Le soir je vais écouter Roubaud à la maison de la poésie. En attendant d'entrer dans la salle, j'achète quelques livres à la librairie quasi-portative qui se trouve sur place: Les arbres de Marina Tsvetaieva pour l'étonnant format des éditions Harpo (encourager ceux qui prennent des risques), Conversations avec Kafka de Janouch, Ode à la ligne 29 des autobus parisiens de Roubaud (Minaudier, Régniez, Roubaud, je ne lis plus que du Tripode en ce moment) et Mandelstam, De la poésie. Le libraire me déclare avec satisfaction: «je valide tous vos choix», ce qui me fait sourire: ce n'est pas comme si l'ensemble des livres qu'il vend n'était pas du même tonneau.

Elisabeth, Maurice, Françoise dans la salle. La voix de Roubaud magnifique et ferme, la lecture nuancée et drôle, parfaite. Roubaud raconte la façon dont a été édité son premier livre: livre accepté, puis long silence, puis précipitation de l'éditeur qui veut imprimer immédiatement ce qu'il a en main que lui, Roubaud, considérait comme une ébauche. Mais jeune écrivain, il n'a pas osé protester de peur de remettre en cause l'acceptation du texte et le livre est paru ainsi: «Je me suis dit que je publierai tous mes livres ainsi, non terminés, et ce que je vous présente aujourd'hui, ce sont les compléments à ces livres inachevés». Anecdotes biographiques en éclats.

En sortant, je croise Jean-Paul Marcheschi que j'avais repéré dans la salle mais que je n'aurais pas osé aborder de moi-même (jai si peu de choses à dire). Il me salue et comme il attend des amis, nous discutons assez longuement, des mystiques, de FB, etc. Il montre toujours la même gentillesse et reste toujours aussi discret sur sa situation, tout juste me dit-il qu'il expose actuellement au 3 rue de Thorigny. J'ai le cœur serré, j'aimerais tant qu'il soit reconnu de son vivant. (Si je lui achetais un tableau, ma sœur accepterait-elle de "l'héberger"? Car je ne pourrais pas le prendre à la maison.) J'ai tant de mélancolie en le contemplant, que pense-t-il de RC, de l'évolution de RC? L'avait-il comprise depuis longtemps, cela lui brise-t-il le cœur ou cela lui est-il indifférent? Voit-il Rémi parfois, en discutent-ils? Autant de questions que je ne poserai jamais.

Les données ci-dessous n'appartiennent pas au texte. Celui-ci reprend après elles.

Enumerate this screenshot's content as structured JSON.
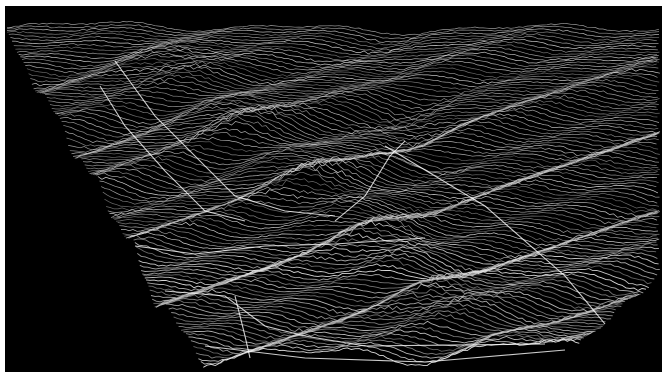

Je retrouve Elisabeth (dont nous conclurons qu'elle n'a que deux états, outrée ou hilare), Maurice, Françoise et des pataphysiciens à deux pas, au Quincampe, une adresse à retenir. Je me permets de dire du bien de Qu'est-ce qu'on a fait au bon Dieu? (toujours cette difficulté à défendre le cinéma populaire dans une assemblée intello) tandis qu'on me conseille Merci patron.